※イメージ画像:『「ももいろクリスマス2013〜美しき極寒の世界〜」LIVE DVD』キングレコード

写真拡大

 ももいろクローバーZとアメリカの伝説的ハードロック・バンド「KISS(キッス)」のコラボが実現することが決定した。来年1月にリリースされるシングルにおいて、『ももいろクローバーZ vs KISS』との名義で発売される予定。同月に結成42年目を迎えるKISSにとっては、初の日本人アーティストとのコラボとなり、両者のファンを中心に期待と注目が集まっている。しかし一部のファンからは、「釣り合うの?」「センスない」「奇をてらうことばかり考えるな」といった厳しい声も。はたして、このコラボは吉と出るか凶と出るか?

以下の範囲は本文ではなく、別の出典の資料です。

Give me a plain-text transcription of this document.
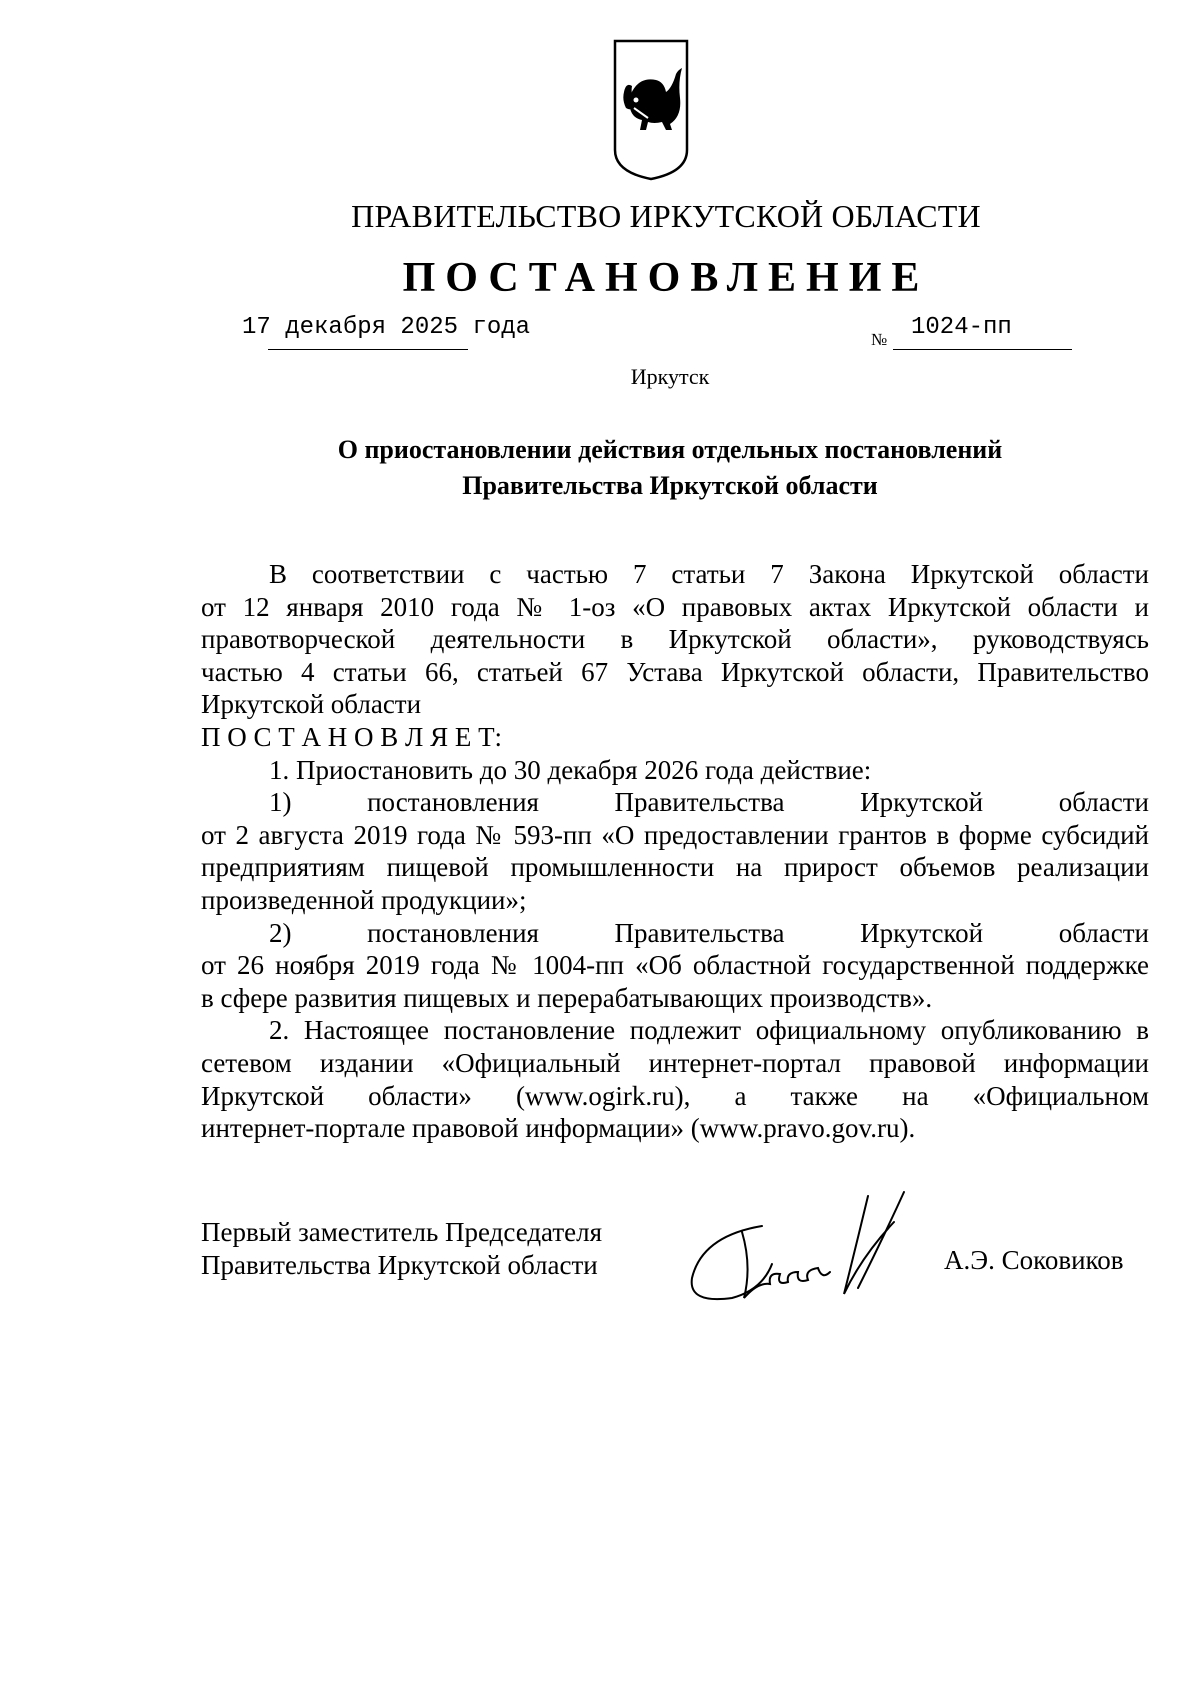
ПРАВИТЕЛЬСТВО ИРКУТСКОЙ ОБЛАСТИ
ПОСТАНОВЛЕНИЕ
17 декабря 2025 года	№ 1024-пп
Иркутск
О приостановлении действия отдельных постановлений
Правительства Иркутской области

В соответствии с частью 7 статьи 7 Закона Иркутской области

от 12 января 2010 года № 1-оз «О правовых актах Иркутской области и

правотворческой деятельности в Иркутской области», руководствуясь

частью 4 статьи 66, статьей 67 Устава Иркутской области, Правительство

Иркутской области

П О С Т А Н О В Л Я Е Т:

1. Приостановить до 30 декабря 2026 года действие:

1) постановления Правительства Иркутской области

от 2 августа 2019 года № 593-пп «О предоставлении грантов в форме субсидий

предприятиям пищевой промышленности на прирост объемов реализации

произведенной продукции»;

2) постановления Правительства Иркутской области

от 26 ноября 2019 года № 1004-пп «Об областной государственной поддержке

в сфере развития пищевых и перерабатывающих производств».

2. Настоящее постановление подлежит официальному опубликованию в

сетевом издании «Официальный интернет-портал правовой информации

Иркутской области» (www.ogirk.ru), а также на «Официальном

интернет-портале правовой информации» (www.pravo.gov.ru).

Первый заместитель Председателя
Правительства Иркутской области	А.Э. Соковиков
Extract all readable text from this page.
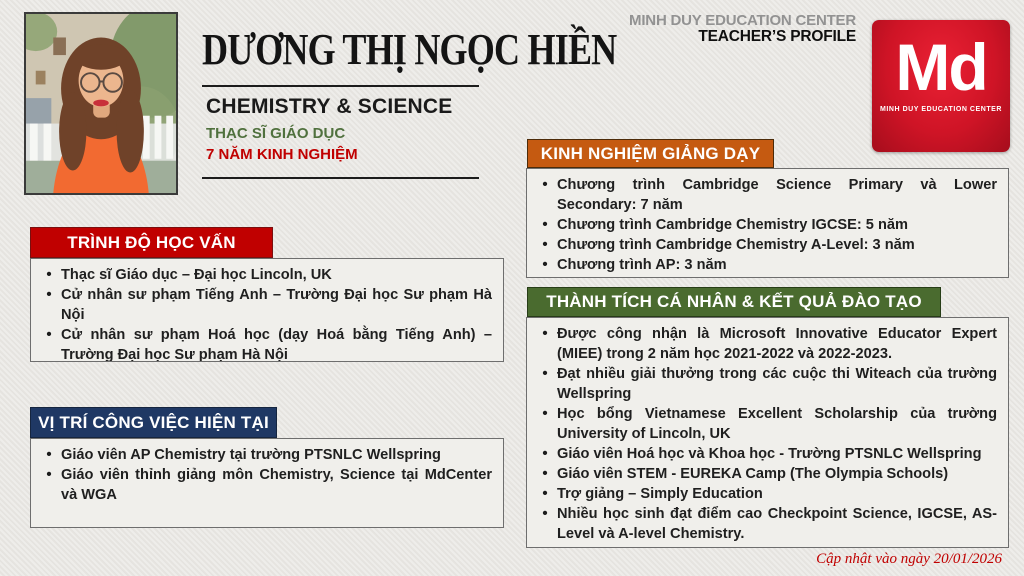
DƯƠNG THỊ NGỌC HIỀN
CHEMISTRY & SCIENCE
THẠC SĨ GIÁO DỤC
7 NĂM KINH NGHIỆM
MINH DUY EDUCATION CENTER
TEACHER’S PROFILE Md
MINH DUY EDUCATION CENTER
TRÌNH ĐỘ HỌC VẤN
• Thạc sĩ Giáo dục – Đại học Lincoln, UK
• Cử nhân sư phạm Tiếng Anh – Trường Đại học Sư phạm Hà Nội
• Cử nhân sư phạm Hoá học (dạy Hoá bằng Tiếng Anh) – Trường Đại học Sư phạm Hà Nội
VỊ TRÍ CÔNG VIỆC HIỆN TẠI
• Giáo viên AP Chemistry tại trường PTSNLC Wellspring
• Giáo viên thỉnh giảng môn Chemistry, Science tại MdCenter và WGA
KINH NGHIỆM GIẢNG DẠY
• Chương trình Cambridge Science Primary và Lower Secondary: 7 năm
• Chương trình Cambridge Chemistry IGCSE: 5 năm
• Chương trình Cambridge Chemistry A-Level: 3 năm
• Chương trình AP: 3 năm
THÀNH TÍCH CÁ NHÂN & KẾT QUẢ ĐÀO TẠO
• Được công nhận là Microsoft Innovative Educator Expert (MIEE) trong 2 năm học 2021-2022 và 2022-2023.
• Đạt nhiều giải thưởng trong các cuộc thi Witeach của trường Wellspring
• Học bổng Vietnamese Excellent Scholarship của trường University of Lincoln, UK
• Giáo viên Hoá học và Khoa học - Trường PTSNLC Wellspring
• Giáo viên STEM - EUREKA Camp (The Olympia Schools)
• Trợ giảng – Simply Education
• Nhiều học sinh đạt điểm cao Checkpoint Science, IGCSE, AS-Level và A-level Chemistry.
Cập nhật vào ngày 20/01/2026
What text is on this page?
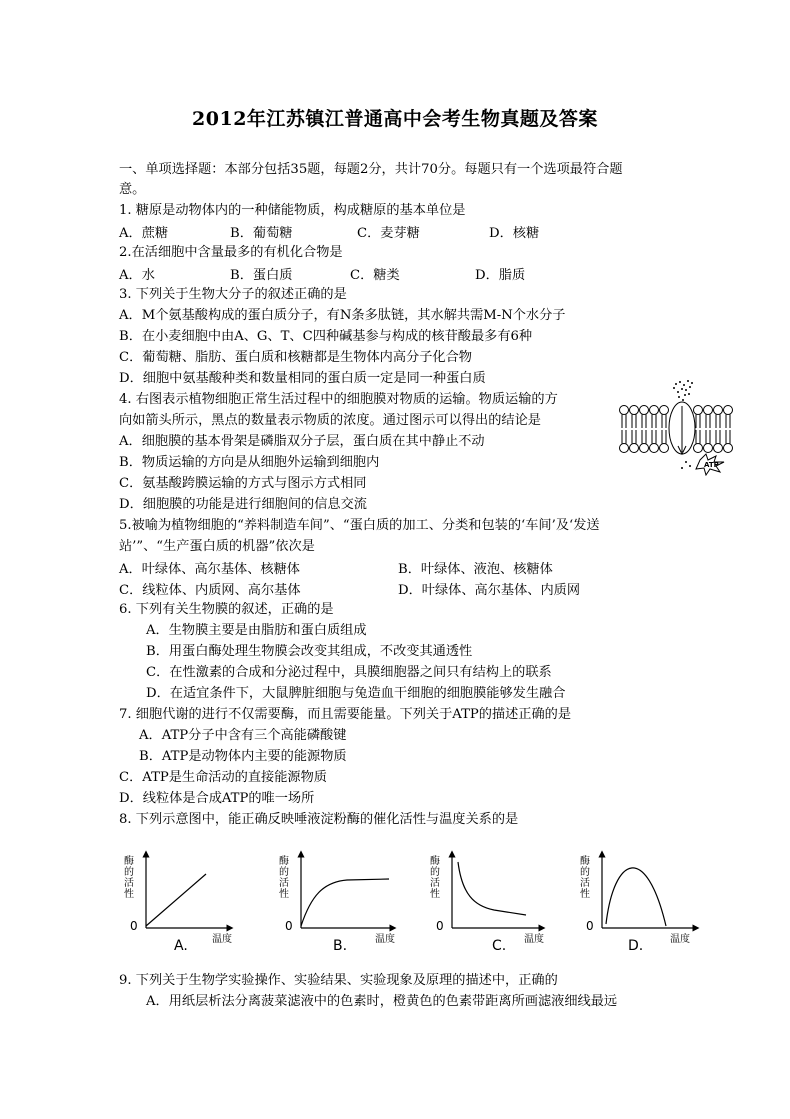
2012年江苏镇江普通高中会考生物真题及答案
一、单项选择题：本部分包括35题，每题2分，共计70分。每题只有一个选项最符合题
意。
1. 糖原是动物体内的一种储能物质，构成糖原的基本单位是
A．蔗糖	B．葡萄糖	C．麦芽糖	D．核糖
2.在活细胞中含量最多的有机化合物是
A．水	B．蛋白质	C．糖类	D．脂质
3. 下列关于生物大分子的叙述正确的是
A．M个氨基酸构成的蛋白质分子，有N条多肽链，其水解共需M-N个水分子
B．在小麦细胞中由A、G、T、C四种碱基参与构成的核苷酸最多有6种
C．葡萄糖、脂肪、蛋白质和核糖都是生物体内高分子化合物
D．细胞中氨基酸种类和数量相同的蛋白质一定是同一种蛋白质
4. 右图表示植物细胞正常生活过程中的细胞膜对物质的运输。物质运输的方
向如箭头所示，黑点的数量表示物质的浓度。通过图示可以得出的结论是
A．细胞膜的基本骨架是磷脂双分子层，蛋白质在其中静止不动
B．物质运输的方向是从细胞外运输到细胞内
C．氨基酸跨膜运输的方式与图示方式相同
D．细胞膜的功能是进行细胞间的信息交流
ATP
5.被喻为植物细胞的“养料制造车间”、“蛋白质的加工、分类和包装的‘车间’及‘发送
站’”、“生产蛋白质的机器”依次是
A．叶绿体、高尔基体、核糖体	B．叶绿体、液泡、核糖体
C．线粒体、内质网、高尔基体	D．叶绿体、高尔基体、内质网
6. 下列有关生物膜的叙述，正确的是
A．生物膜主要是由脂肪和蛋白质组成
B．用蛋白酶处理生物膜会改变其组成，不改变其通透性
C．在性激素的合成和分泌过程中，具膜细胞器之间只有结构上的联系
D．在适宜条件下，大鼠脾脏细胞与兔造血干细胞的细胞膜能够发生融合
7. 细胞代谢的进行不仅需要酶，而且需要能量。下列关于ATP的描述正确的是
A．ATP分子中含有三个高能磷酸键
B．ATP是动物体内主要的能源物质
C．ATP是生命活动的直接能源物质
D．线粒体是合成ATP的唯一场所
8. 下列示意图中，能正确反映唾液淀粉酶的催化活性与温度关系的是
酶
的
活
性
0
温度
A.
酶
的
活
性
0
温度
B.
酶
的
活
性
0
温度
C.
酶
的
活
性
0
温度
D.
9. 下列关于生物学实验操作、实验结果、实验现象及原理的描述中，正确的
A．用纸层析法分离菠菜滤液中的色素时，橙黄色的色素带距离所画滤液细线最远
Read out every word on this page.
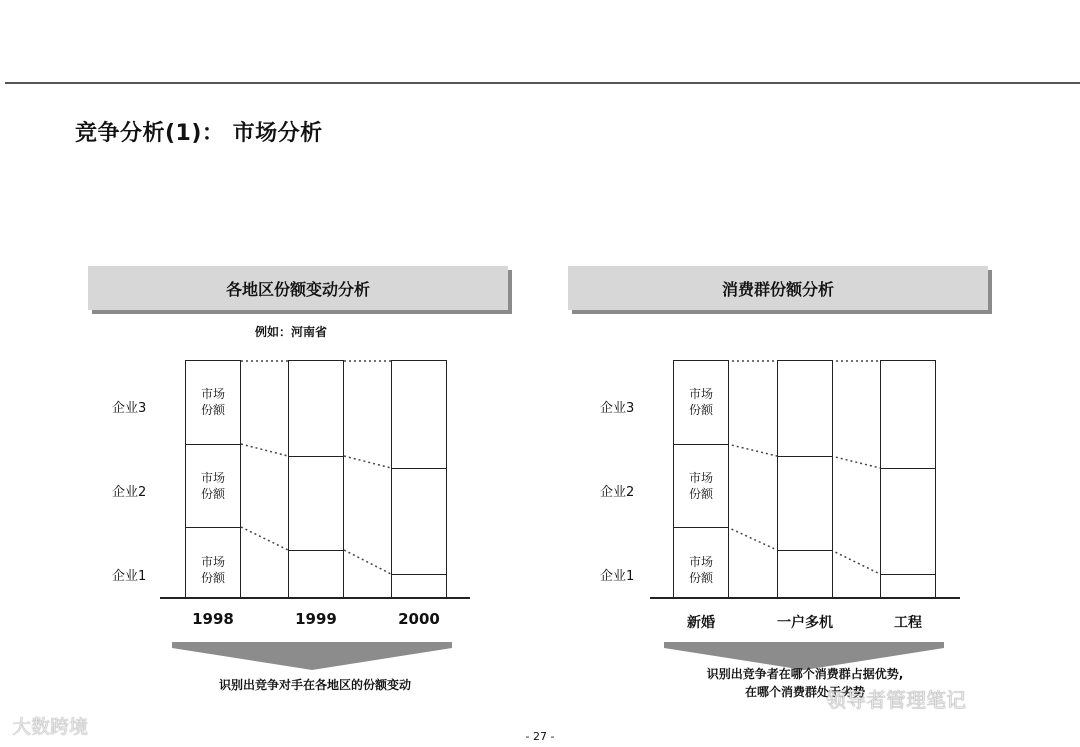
竞争分析(1)： 市场分析
各地区份额变动分析
例如：河南省
企业3
企业2
企业1
市场
份额
市场
份额
市场
份额
1998	1999	2000
识别出竞争对手在各地区的份额变动
消费群份额分析
企业3
企业2
企业1
市场
份额
市场
份额
市场
份额
新婚	一户多机	工程
识别出竞争者在哪个消费群占据优势,
在哪个消费群处于劣势
- 27 -
大数跨境
领导者管理笔记
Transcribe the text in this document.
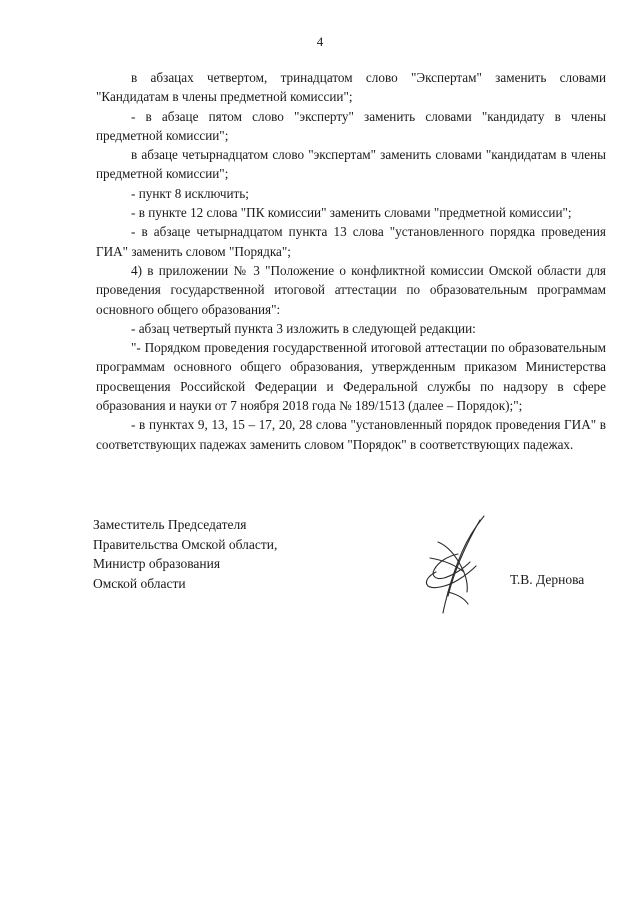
4

в абзацах четвертом, тринадцатом слово "Экспертам" заменить словами "Кандидатам в члены предметной комиссии";

- в абзаце пятом слово "эксперту" заменить словами "кандидату в члены предметной комиссии";

в абзаце четырнадцатом слово "экспертам" заменить словами "кандидатам в члены предметной комиссии";

- пункт 8 исключить;

- в пункте 12 слова "ПК комиссии" заменить словами "предметной комиссии";

- в абзаце четырнадцатом пункта 13 слова "установленного порядка проведения ГИА" заменить словом "Порядка";

4) в приложении № 3 "Положение о конфликтной комиссии Омской области для проведения государственной итоговой аттестации по образовательным программам основного общего образования":

- абзац четвертый пункта 3 изложить в следующей редакции:

"- Порядком проведения государственной итоговой аттестации по образовательным программам основного общего образования, утвержденным приказом Министерства просвещения Российской Федерации и Федеральной службы по надзору в сфере образования и науки от 7 ноября 2018 года № 189/1513 (далее – Порядок);";

- в пунктах 9, 13, 15 – 17, 20, 28 слова "установленный порядок проведения ГИА" в соответствующих падежах заменить словом "Порядок" в соответствующих падежах.

Заместитель Председателя
Правительства Омской области,
Министр образования
Омской области	Т.В. Дернова
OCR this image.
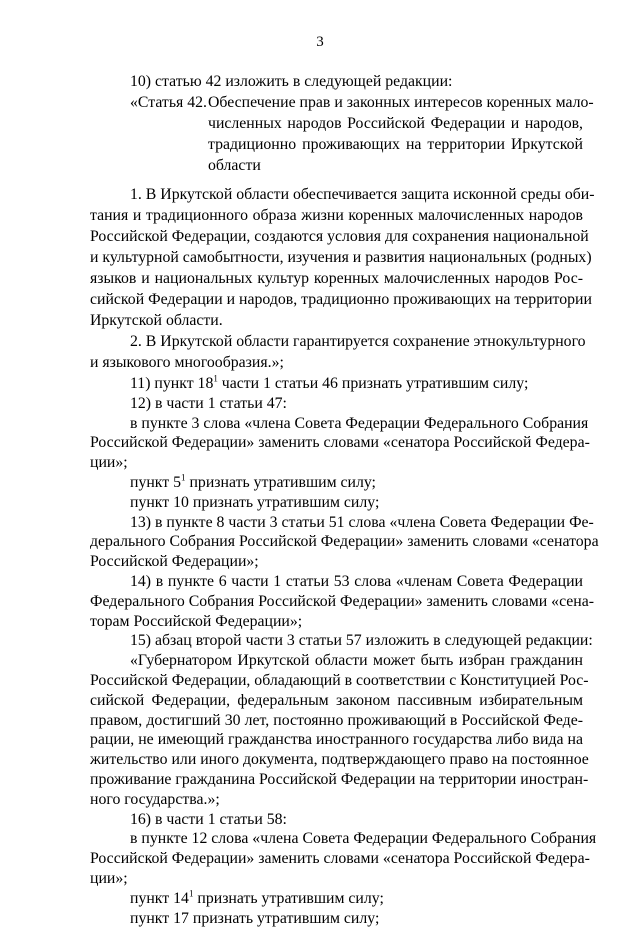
3
10) статью 42 изложить в следующей редакции:
«Статья 42. Обеспечение прав и законных интересов коренных мало-
численных народов Российской Федерации и народов,
традиционно проживающих на территории Иркутской
области
1. В Иркутской области обеспечивается защита исконной среды оби-
тания и традиционного образа жизни коренных малочисленных народов
Российской Федерации, создаются условия для сохранения национальной
и культурной самобытности, изучения и развития национальных (родных)
языков и национальных культур коренных малочисленных народов Рос-
сийской Федерации и народов, традиционно проживающих на территории
Иркутской области.
2. В Иркутской области гарантируется сохранение этнокультурного
и языкового многообразия.»;
11) пункт $18^1$ части 1 статьи 46 признать утратившим силу;
12) в части 1 статьи 47:
в пункте 3 слова «члена Совета Федерации Федерального Собрания
Российской Федерации» заменить словами «сенатора Российской Федера-
ции»;
пункт $5^1$ признать утратившим силу;
пункт 10 признать утратившим силу;
13) в пункте 8 части 3 статьи 51 слова «члена Совета Федерации Фе-
дерального Собрания Российской Федерации» заменить словами «сенатора
Российской Федерации»;
14) в пункте 6 части 1 статьи 53 слова «членам Совета Федерации
Федерального Собрания Российской Федерации» заменить словами «сена-
торам Российской Федерации»;
15) абзац второй части 3 статьи 57 изложить в следующей редакции:
«Губернатором Иркутской области может быть избран гражданин
Российской Федерации, обладающий в соответствии с Конституцией Рос-
сийской Федерации, федеральным законом пассивным избирательным
правом, достигший 30 лет, постоянно проживающий в Российской Феде-
рации, не имеющий гражданства иностранного государства либо вида на
жительство или иного документа, подтверждающего право на постоянное
проживание гражданина Российской Федерации на территории иностран-
ного государства.»;
16) в части 1 статьи 58:
в пункте 12 слова «члена Совета Федерации Федерального Собрания
Российской Федерации» заменить словами «сенатора Российской Федера-
ции»;
пункт $14^1$ признать утратившим силу;
пункт 17 признать утратившим силу;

「ももクロは来年1月から3カ月連続でシングルをリリースする予定ですが、その第一弾となるのがKISSとのコラボ・シングルです。現時点でタイトルは未定ですが、ももクロ盤、KISS盤と2パターンのシングルがリリースされるとのことで、それぞれのファンに購入しやすいものになるようです。さらに、3月に予定されているKISSの東京ドームでの来日公演にも、ももクロメンバーは参加することが決定しており、来年の初旬は彼女たちとKISSが日本に旋風を巻き起こしそうです」(音楽誌ライター)

 ももクロといえば、これまでレディー・ガガ公演のオープニング・アクトを務め、氣志團や神聖かまってちゃんなどのロック・バンドと"対バン"するなど、ファンの意表を突くコラボを次々に実現させてきたが、KISSとのコラボはそれらを上回る衝撃となる可能性を感じさせる。なぜなら、今回のコラボは一過性のライヴ共演ではなく、作品として世に送り出され、形に残るもの。世界中にファンを擁するKISSとの共作は、iTunes Music Storeで世界約120カ国に配信予定で、ももクロ盤以上に世界各地で売られるはずだからだ。これをきっかけに彼女らの知名度がワールドワイドにさらに上昇するのは間違いないだろう。

「特筆すべきは、今回のコラボ企画が、ももクロサイドからではなく、KISSのほうから打診してきたという点でしょう。メンバーでギタリストのポール・スタンレー(62)は『ももいろクローバーZの音を聴き、ロックでスタイリッシュでももクロ史上に残る特別な曲を彼女たちのために作ることができると確信した』と経緯を語り、ベースのジーン・シモンズ(65)は『このスーパースター・ガールズと同じステージに立ってみたい。素晴らしいことになるはずだ』と期待に胸膨らませています。今年6月に行なわれたイギリスの人気ハードロック・バンド『デフ・レパード』とのツアーの際も、相手に惜しみなく賞賛の声を送った彼らですが、ももクロへの発言はそれに十分匹敵するものといえるでしょう(笑)」(同氏)

 17日に放送された情報番組『スッキリ!!』(日本テレビ系)では、彼女らの熱烈ファンを公言するジャーナリストの勝谷誠彦氏(53)も、興奮を隠せない様子でこのプロジェクトを大絶賛している。ファンとしては期待が高まるばかりだが、あまりに想定外の事態には、前述のようなネガティブな声も噴出している。

「想定外の見方もありますが、ある意味、奇をてらった展開はお馴染みともいえるもので、その部分に食傷気味のファンもいるのでしょう。成功するか否かは...、彼らが作る曲次第でしょうね。ちなみにこれまで彼女らのシングルで1位になったのは、オリコン入りした17曲中1曲のみですが、話題性抜群のKISSとのコラボシングルがどんな順位を記録するのか気になるところです。KISS盤のアメリカでの順位ですか? 彼らは元来シングルがヒットするバンドではなく、アルバムやライヴ重視のバンドなので、その辺は期待しなくていいでしょう」(芸能ライター・織田祐二氏)

 ハード・ロックのジャンルとともに、ヘヴィー・メタルやグラム・メタルといった呼称でも知られるKISS。蛇足ながら、来日のあかつきには、アイドルとメタルを融合させた3人組アイドルユニット・BABYMETALとの共演なども望みたいところだが。

「十分ありえるでしょう。むしろ、そっちのほうがしっくりくるという気もします。KISSとしては来年の来日公演はあくまで40周年のアニバーサリー・ツアーの一環なので、使えるアイディアはフルに使うはずです。さすがに、ももクロのほかにBABYMETALとコラボ・シングルを出すとなれば節操がないと批判を受けるでしょうが...」(織田氏)

 これまでもそうだったように、期待や賞賛から不安や批判に至るまで、その都度様々な声を丸ごと飲み込み、それによって、さらに大きく成長したのがももクロ。2015年の彼女らを占う意味でも、早くそのスペシャルな楽曲を耳にしたいものだ。